I have heard that there is a belief in some sectors that teaching “uncomfortable truths” in our public
schools would be too disturbing for our children, thus, should be avoided. A few years ago, I was
invited to speak about my family’s Holocaust experiences at a number of Secondary Schools in
Germany. The students in the audiences were probably the second generation that had been
receiving education about the Holocaust, as mandated by their Ministry of Education.

These students and their teachers are very knowledgeable of the facts about the atrocities and the
genocide, documented from before, during, and after WWII. While they may not know every detail,
they are also very aware that most of their grandparents and great-grandparents and other family
members were members in the Nazi party and contributed to the war effort. They have had to come
to grips with the fact that each one was directly or indirectly involved in the genocide of the Jews and
other groups.

Was it painful and uncomfortable for them to learn these facts? Yes, for sure! There is much research
and writings about the descendants of Nazis to understand their pain after learning those facts.

As I listened to these future adults speak, I felt heartened that their governmental education has tried
to ensure that they create knowledgeable, civic-minded, humane, and empathic citizens. The
students talked about the importance of preserving and protecting their democracy, their sensitivity to
diversity, and their stand against rising fascist movements in their country. Perhaps this is the result
of purposefully addressing these ‘uncomfortable truths’ in their educational programs.

Education that addresses the “uncomfortable truths” – with all its warts – is the key to a democratically-minded citizenry.
From Kim Klett, Educator and board member of PHA

I have taught at Dobson High School for the past 31 years and have taught a semester-long (now
year-long) Holocaust Literature course since 2001. While the focus is on the Holocaust, I spend
about 1/3 of the course discussing other genocides. After becoming a member of the first cohort of
Teaching Hard History, through Learning for Justice, I realized I need to cover the genocide that took
place on our own soil, that of the Native Americans.

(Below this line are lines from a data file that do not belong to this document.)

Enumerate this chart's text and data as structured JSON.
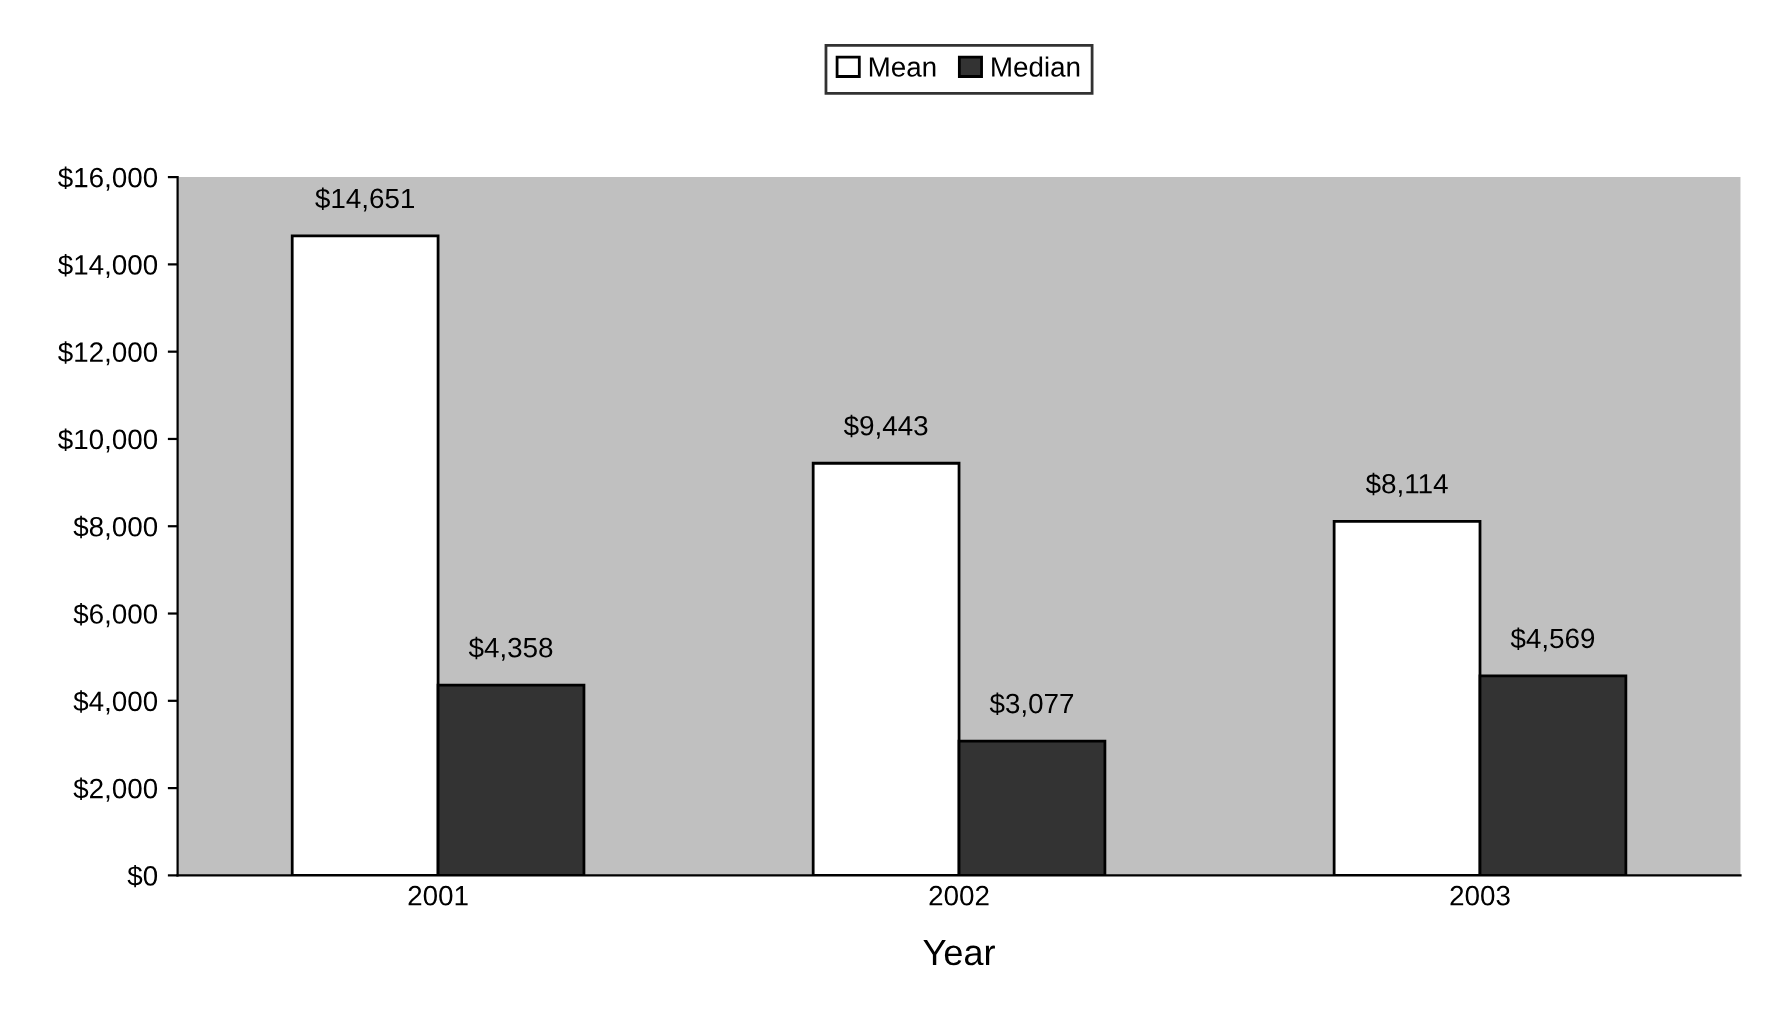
{
  "chart_data": {
    "type": "bar",
    "xlabel": "Year",
    "categories": [
      "2001",
      "2002",
      "2003"
    ],
    "series": [
      {
        "name": "Mean",
        "color": "#ffffff",
        "values": [
          14651,
          9443,
          8114
        ],
        "value_labels": [
          "$14,651",
          "$9,443",
          "$8,114"
        ]
      },
      {
        "name": "Median",
        "color": "#333333",
        "values": [
          4358,
          3077,
          4569
        ],
        "value_labels": [
          "$4,358",
          "$3,077",
          "$4,569"
        ]
      }
    ],
    "ylim": [
      0,
      16000
    ],
    "yticks": [
      {
        "value": 0,
        "label": "$0"
      },
      {
        "value": 2000,
        "label": "$2,000"
      },
      {
        "value": 4000,
        "label": "$4,000"
      },
      {
        "value": 6000,
        "label": "$6,000"
      },
      {
        "value": 8000,
        "label": "$8,000"
      },
      {
        "value": 10000,
        "label": "$10,000"
      },
      {
        "value": 12000,
        "label": "$12,000"
      },
      {
        "value": 14000,
        "label": "$14,000"
      },
      {
        "value": 16000,
        "label": "$16,000"
      }
    ],
    "legend": "top",
    "grid": false
  }
}
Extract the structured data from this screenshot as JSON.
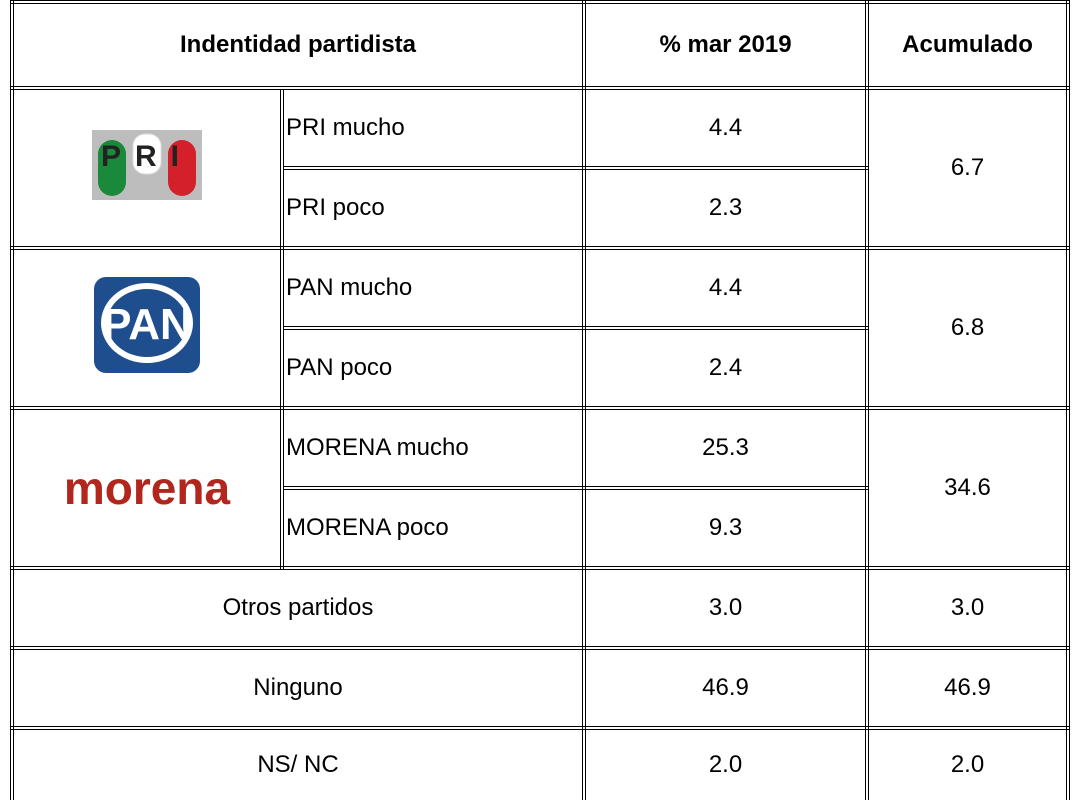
{
  "header": [
    "Indentidad partidista",
    "% mar 2019",
    "Acumulado"
  ],
  "parties": [
    {
      "logo": "PRI",
      "rows": [
        {
          "label": "PRI mucho",
          "value": "4.4"
        },
        {
          "label": "PRI poco",
          "value": "2.3"
        }
      ],
      "total": "6.7"
    },
    {
      "logo": "PAN",
      "rows": [
        {
          "label": "PAN mucho",
          "value": "4.4"
        },
        {
          "label": "PAN poco",
          "value": "2.4"
        }
      ],
      "total": "6.8"
    },
    {
      "logo": "morena",
      "rows": [
        {
          "label": "MORENA mucho",
          "value": "25.3"
        },
        {
          "label": "MORENA poco",
          "value": "9.3"
        }
      ],
      "total": "34.6"
    }
  ],
  "others": [
    {
      "label": "Otros partidos",
      "value": "3.0",
      "total": "3.0"
    },
    {
      "label": "Ninguno",
      "value": "46.9",
      "total": "46.9"
    },
    {
      "label": "NS/ NC",
      "value": "2.0",
      "total": "2.0"
    }
  ]
}
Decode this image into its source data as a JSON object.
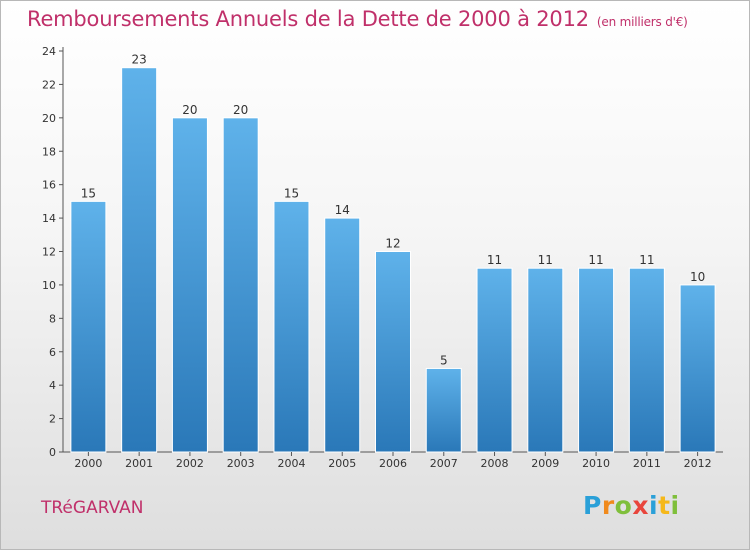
{
  "title": "Remboursements Annuels de la Dette de 2000 à 2012",
  "unit_note": "(en milliers d'€)",
  "commune": "TRéGARVAN",
  "logo": {
    "text": "Proxiti",
    "colors": [
      "#2aa0d8",
      "#f08a1c",
      "#7fbf3b",
      "#e8453c",
      "#2aa0d8",
      "#f5b81a",
      "#7fbf3b"
    ]
  },
  "colors": {
    "bar_top": "#5fb2ea",
    "bar_bottom": "#2a78b8",
    "accent": "#c0306a"
  },
  "chart_data": {
    "type": "bar",
    "categories": [
      "2000",
      "2001",
      "2002",
      "2003",
      "2004",
      "2005",
      "2006",
      "2007",
      "2008",
      "2009",
      "2010",
      "2011",
      "2012"
    ],
    "values": [
      15,
      23,
      20,
      20,
      15,
      14,
      12,
      5,
      11,
      11,
      11,
      11,
      10
    ],
    "title": "Remboursements Annuels de la Dette de 2000 à 2012",
    "xlabel": "",
    "ylabel": "",
    "ylim": [
      0,
      24
    ],
    "yticks": [
      0,
      2,
      4,
      6,
      8,
      10,
      12,
      14,
      16,
      18,
      20,
      22,
      24
    ],
    "grid": false,
    "legend": "none"
  }
}
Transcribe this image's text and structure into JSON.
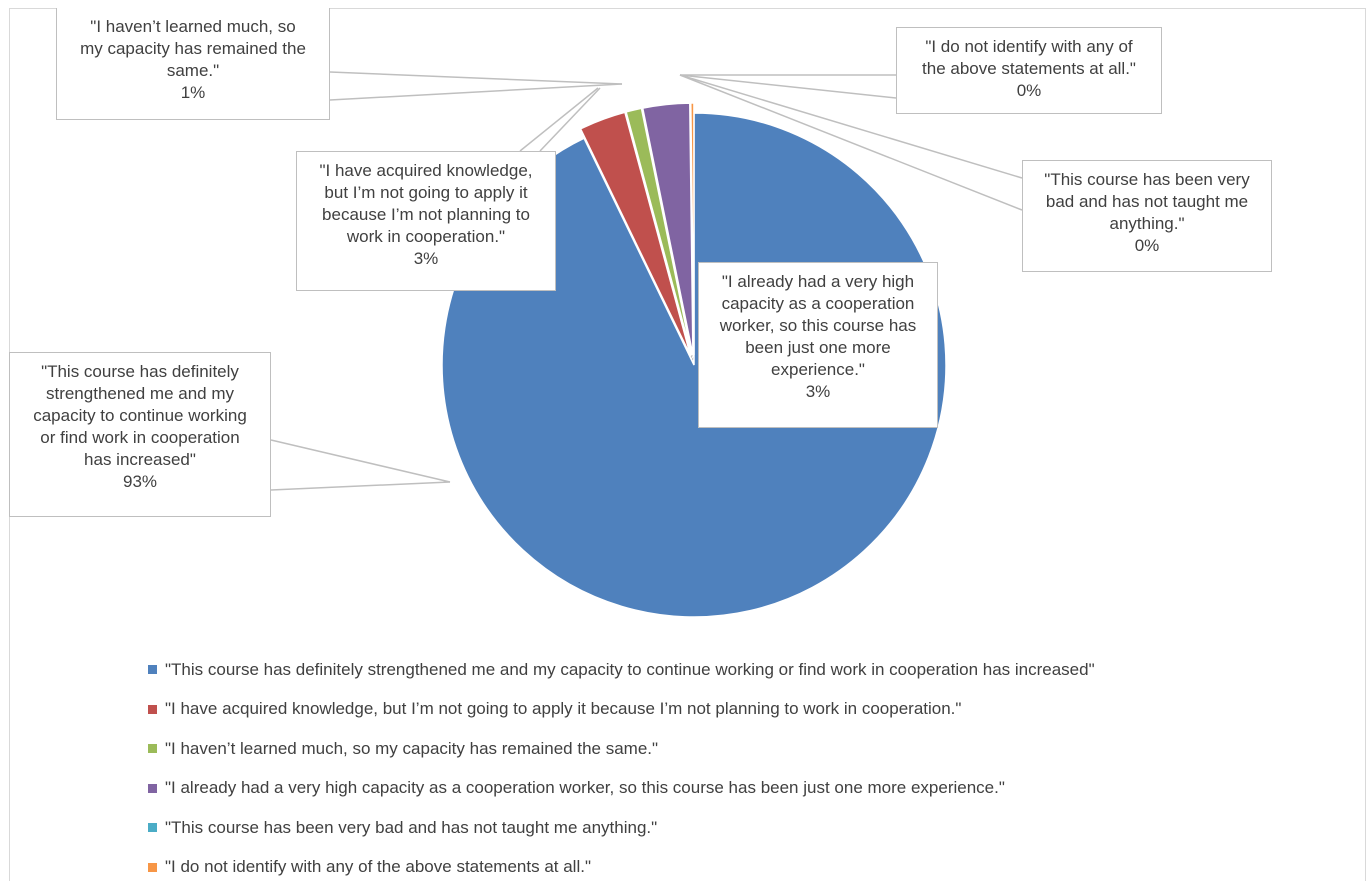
{
  "chart_data": {
    "type": "pie",
    "series": [
      {
        "label": "\"This course has definitely strengthened me and my capacity to continue working or find work in cooperation has increased\"",
        "value": 93,
        "data_label": "93%",
        "color": "#4F81BD"
      },
      {
        "label": "\"I have acquired knowledge, but I’m not going to apply it because I’m not planning to work in cooperation.\"",
        "value": 3,
        "data_label": "3%",
        "color": "#C0504D"
      },
      {
        "label": "\"I haven’t learned much, so my capacity has remained the same.\"",
        "value": 1,
        "data_label": "1%",
        "color": "#9BBB59"
      },
      {
        "label": "\"I already had a very high capacity as a cooperation worker, so this course has been just one more experience.\"",
        "value": 3,
        "data_label": "3%",
        "color": "#8064A2"
      },
      {
        "label": "\"This course has been very bad and has not taught me anything.\"",
        "value": 0,
        "data_label": "0%",
        "color": "#4BACC6"
      },
      {
        "label": "\"I do not identify with any of the above statements at all.\"",
        "value": 0.2,
        "data_label": "0%",
        "color": "#F79646"
      }
    ],
    "callouts": [
      {
        "lines": [
          "\"This course has definitely",
          "strengthened me and my",
          "capacity to continue working",
          "or find work in cooperation",
          "has increased\""
        ],
        "pct": "93%"
      },
      {
        "lines": [
          "\"I have acquired knowledge,",
          "but I’m not going to apply it",
          "because I’m not planning to",
          "work in cooperation.\""
        ],
        "pct": "3%"
      },
      {
        "lines": [
          "\"I haven’t learned much, so",
          "my capacity has remained the",
          "same.\""
        ],
        "pct": "1%"
      },
      {
        "lines": [
          "\"I already had a very high",
          "capacity as a cooperation",
          "worker, so this course has",
          "been just one more",
          "experience.\""
        ],
        "pct": "3%"
      },
      {
        "lines": [
          "\"This course has been very",
          "bad and has not taught me",
          "anything.\""
        ],
        "pct": "0%"
      },
      {
        "lines": [
          "\"I do not identify with any of",
          "the above statements at all.\""
        ],
        "pct": "0%"
      }
    ],
    "legend_position": "bottom-left"
  }
}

My classes began this year learning about Raphael Lempkin and the development of the UN
definition of genocide, and then analyzed Gregory Stanton’s 10 Stages of Genocide. Students
studied crimes perpetrated against Native Americans, and then focused on the boarding school
system, started by General Richard Pratt, who infamously declared that the schools would “Kill the
Indian and save the man.”

Overwhelmingly, my students asked, “Why haven’t we learned this before now?” These are high
school seniors, who have taken history courses every year. The subject is not approached in their
textbooks, nor had most heard about it, and they were appalled. As their first writing assignment,
many chose an option to address their essay to textbook companies, asking them to include this
history in their books. Others chose to write to members of Congress, asking to move forward with
the Truth and Healing Commission on Indian Boarding Schools Policies Act. The unit culminated in a
field trip, first to the Heard Museum’s excellent exhibit “Away from Home” (mentioned above) and
then to the Phoenix Indian Boarding School Museum, where students heard Molita Yazzie, who had
attended boarding school and discussed the differences between her experience in the 1970’s and
80’s, the experiences of older family members, who suffered many abuses. Students appreciated the
in-depth knowledge and information they learned at the Heard exhibit, but also were stunned at the
boarding school museum when they realized they were on the grounds of an actual boarding school,
in the structure that was physically built by the children there, and now fully understood why Indian
School Road is so named.

Now that my class is in the midst of studying the Holocaust, they are making connections, using
techniques of comparative genocide to understand the hatred, racism, and greed that we see in all
atrocities. By the end of the semester, they will also be able to recognize the generational trauma
that both boarding school and Holocaust survivor families carry. My students proudly don stickers on
their binders proclaiming “I have the courage to learn hard history,” and they are all the better for it.